7. The method for managing network flow congestion according to claim 1, wherein the threshold is a drop threshold, and the congestion processing procedure is to drop the packet corresponding to the currently monitored connection.

8. The method for managing network flow congestion according to claim 1, further comprising:

checking a FIN flag and a RST flag of each of the packets, and canceling the monitoring of the buffer usage corresponding to the connection when the FIN flag or the RST flag is set.

9. The method for managing network flow congestion according to claim 1, wherein the predetermined protocol comprises a transmission control protocol (TCP).

10. The method for managing network flow congestion according to claim 1, wherein the packet, which does not belong to the predetermined protocol, is directly passed to be stored in a buffer pool to wait for output.

11. The method for managing network flow congestion according to claim 1, wherein the threshold is adjusted over a management network path.

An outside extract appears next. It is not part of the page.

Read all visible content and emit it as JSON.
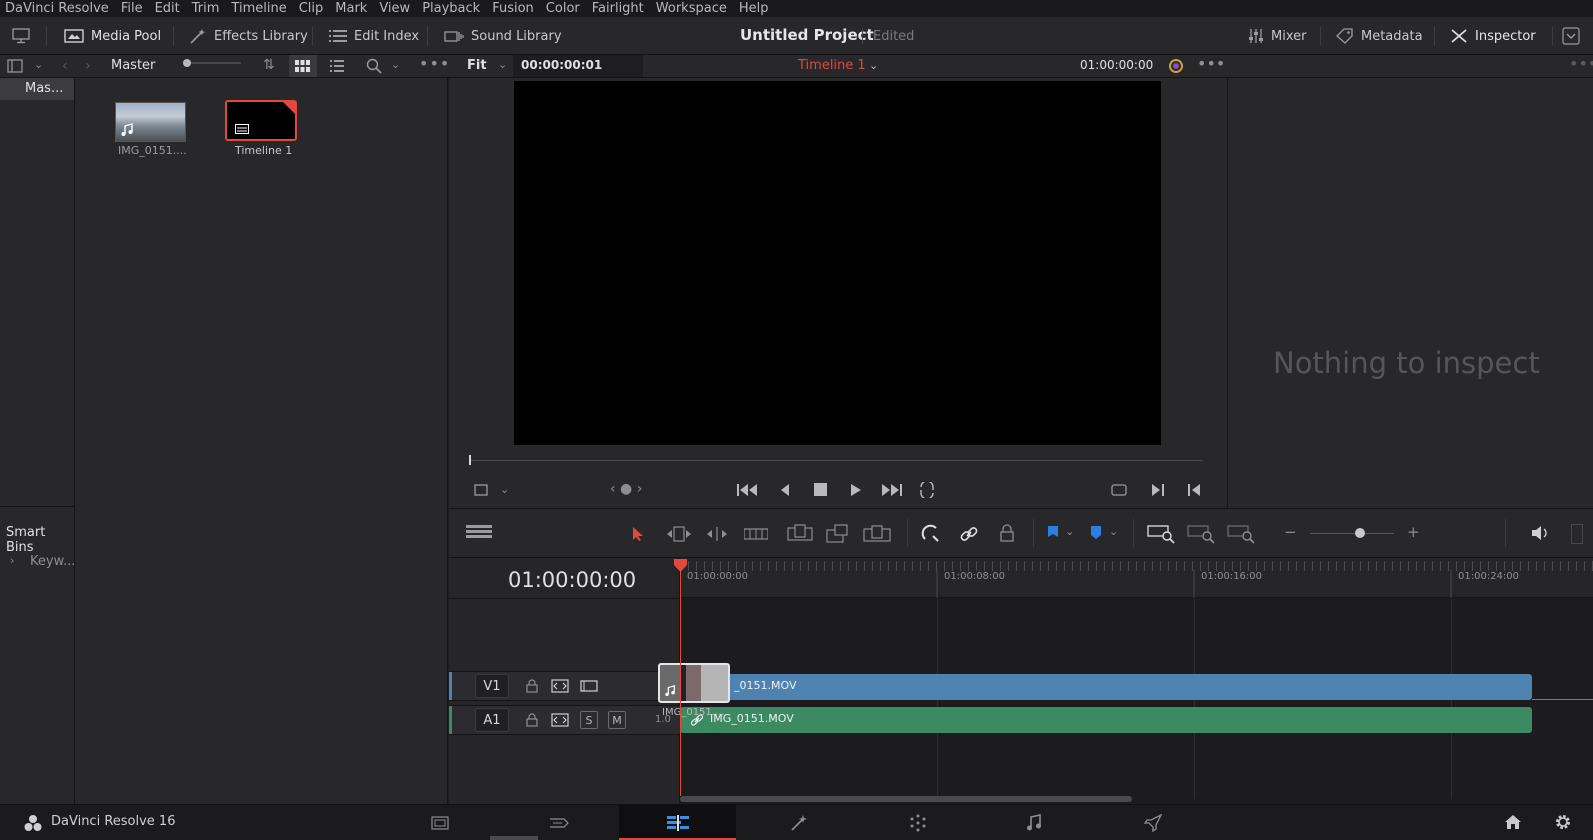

12. An apparatus for managing network flow congestion, comprising:

a receive port, configured to receive a plurality of packets;

a buffer pool, configured to store the packets;

a management circuit, configured to identify whether each packet belongs to a predetermined protocol, distinguish a plurality of connections of the packets belonged to the predetermined protocol, monitor a buffer usage of each different connections of the packets belonged to the predetermined protocol, and perform a congestion check procedure on the currently monitored connection, wherein in the congestion check procedure, when the buffer usage of the currently monitored connection exceeds a threshold, a congestion processing procedure is triggered; and

an output port, configured to output the packets stored in the buffers.

13. The apparatus for managing network flow congestion according to claim 12, wherein the threshold is a mark threshold, and the congestion processing procedure is to set an explicit congestion notification-echo (ECE) flag in the packet corresponding to the currently monitored connection.

14. The apparatus for managing network flow congestion according to claim 13, wherein the ECE flag is added to a TCP ACK packet and the TCP ACK packet is sent back to a transmit end, and wherein the transmit end reduces a size of a congestion window according to the ECE flag of the TCP ACK packet.

15. The apparatus for managing network flow congestion according to claim 13, wherein the mark threshold is dynamically reduced as the number of connections increases.

16. The apparatus for managing network flow congestion according to claim 12, wherein the threshold is a drop threshold, and the congestion processing procedure is to drop the packet corresponding to the currently monitored connection.

17. The apparatus for managing network flow congestion according to claim 12, wherein the management circuit further determines whether to perform the congestion check procedure according to a buffer remainder corresponding to the currently monitored connection and a congestion indication threshold.

18. The apparatus for managing network flow congestion according to claim 12, wherein the management circuit further checks a FIN flag and a RST flag of each of the packets, and cancels the monitoring of the buffer usage corresponding to the connection when the FIN flag or the RST flag is set.

19. The apparatus for managing network flow congestion according to claim 12, wherein the packet, which does not belong to the predetermined protocol, is directly passed to be stored in a buffer pool to wait for output.

20. The apparatus for managing network flow congestion according to claim 12, wherein the threshold is adjusted over a management network path.